Role of Antiplatelet Agents in Prevention of Coronary Artery Disease in High-Risk Patients
Antiplatelet agents are primarily used for secondary prevention of cardiovascular events in patients with established coronary artery disease (CAD) or those at high risk due to prior events such as myocardial infarction (MI), acute coronary syndrome (ACS), or after coronary interventions like percutaneous coronary intervention (PCI) or coronary artery bypass grafting (CABG) NICE CKS.
For high-risk patients, low-dose aspirin (75 mg daily) is the first-line antiplatelet agent recommended for long-term use to reduce the risk of further cardiovascular events NICE CKS.
Dual antiplatelet therapy (DAPT), typically aspirin plus a second agent such as clopidogrel, prasugrel, or ticagrelor, is indicated for up to 12 months following ACS or PCI to further reduce the risk of recurrent ischemic events NICE CKS,NICE NG185.

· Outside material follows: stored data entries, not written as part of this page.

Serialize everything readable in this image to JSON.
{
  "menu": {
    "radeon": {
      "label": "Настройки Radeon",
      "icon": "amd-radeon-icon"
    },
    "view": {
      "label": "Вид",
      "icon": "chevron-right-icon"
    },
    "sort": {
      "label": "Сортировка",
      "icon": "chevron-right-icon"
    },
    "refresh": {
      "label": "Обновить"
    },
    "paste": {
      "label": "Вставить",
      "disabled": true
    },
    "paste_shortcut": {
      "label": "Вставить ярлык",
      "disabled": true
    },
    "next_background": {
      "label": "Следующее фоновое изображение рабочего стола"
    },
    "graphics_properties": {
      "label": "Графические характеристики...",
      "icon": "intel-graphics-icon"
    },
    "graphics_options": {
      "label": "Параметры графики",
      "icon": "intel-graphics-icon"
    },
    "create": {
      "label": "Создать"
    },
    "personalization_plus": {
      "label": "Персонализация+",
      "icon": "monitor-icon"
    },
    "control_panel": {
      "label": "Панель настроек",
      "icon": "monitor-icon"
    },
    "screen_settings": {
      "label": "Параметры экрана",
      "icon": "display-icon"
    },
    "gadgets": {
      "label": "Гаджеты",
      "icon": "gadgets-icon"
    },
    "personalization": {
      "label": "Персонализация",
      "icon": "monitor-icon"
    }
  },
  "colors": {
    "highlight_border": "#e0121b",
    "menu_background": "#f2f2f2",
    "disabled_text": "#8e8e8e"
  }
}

In stable coronary artery disease undergoing elective PCI, aspirin combined with clopidogrel is initiated and continued for 6 months, with possible adjustment of duration based on bleeding and ischemic risk NICE CKS.
Antiplatelet therapy is not routinely recommended for primary prevention of CAD due to the risk-benefit balance, but is essential in secondary prevention for high-risk patients NICE CKS.